Ne son darbe, ne de Mısırlı dostlarımın TC Cumhurbaşkanı için kullandığı aşağılık ifadeler bu sevgiyi azaltmadı. Her gittiğimde, ilk günkü heyecanımı hiç kaybetmedim.

Kahire'ye her adım atışımda, Avrupa'nın garanticiliğine değil de, şarkın maceracı yapısına olan ilgimin tetiklediği bir duyguydu hissettiğim.. Belki de çok daha farklı bir şeydir beni Mısır'a çeken, adını koyamadığım..

Mısır'ı en iyi, 10 günlük bir tur ile tanırsınız. Bu turda Yukarı ve Aşağı Mısır'ı ve Kızıldeniz'i tanıma olanağınız olur.

Düşünüldüğünün aksine, Yukarı Mısır ülkenin güneyi, Aşağı Mısır ise ülkenin kuzeyidir. Bu da Nil'in akışına göre adlandırılmıştır. Nil, güneyden kuzeye aktığı için, çıkış noktasına yakın yeri  'yukarı' olarak bilinir..

Bu yazımda Kahire'den bahsetmek istiyorum sadece.  Bir sonraki yazım kısmetse Nil Nehri, Yukarı Mısır ve Kızıldeniz'i anlatacağım.

Nil

Kahire ile ilgili yazmak istediğim o kadar çok şey var ki. Hepsini buraya sığdırmam mümkün değil.
Mısır seyahatinizde ilk heyecan, daha Mısır Hava Yolları'nın İstanbul-Kahire uçağına bindiğinizde başlar.
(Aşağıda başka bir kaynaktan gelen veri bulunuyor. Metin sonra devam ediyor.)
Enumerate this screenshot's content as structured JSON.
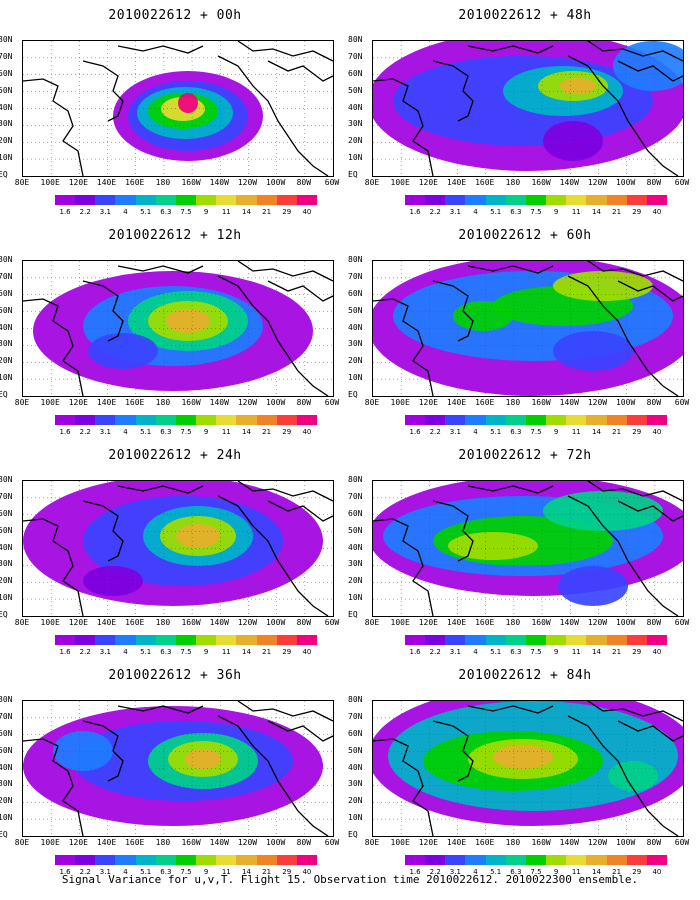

'Bismillahirrahmanirrahim' ile başlayan Arapça anonslar, MHY'nın Tanrı Horus'lu amblemi ve seyahat boyunca ekranlarda dönen Mısır reklamları... Ve tüm bunlarla beraber size içinizde eşlik eden heyecan, 2 saatlik yolculuğu sanki 20 dakikaya indirir.

Bir sihir gibidir uluslararası uçuşlar... Bir dünyadan diğerine ışınlanmak gibi bir şey. Girdiğiniz uçak kapısından çıktığınızda, voilaaa, artık farkı bir dil ve farklı bir atmosfer sizi karşılar.

Ezher Parkı

Neyse ki havalimanları hep yumuşak geçişlerdir. Üç aşağı beş yukarı hepsi birbirine benzer. Siz pasaporttan geçip bavulunuzu alana kadar geçen sürede, ülke insanına ve diline aşinalık kazanmaya başlarsınız.

Kahire'ye inen genç bayanların ortak fikridir, Mısırlı erkeklerin flörtöz tavrını daha pasaport polisinden tecrübe etmeye başlamanız. Pasaportunuz elindeyken bile sırf muhabbet olsun diye 'Turkish?' diye sorarlar çapkın bir gülüşle beraber :)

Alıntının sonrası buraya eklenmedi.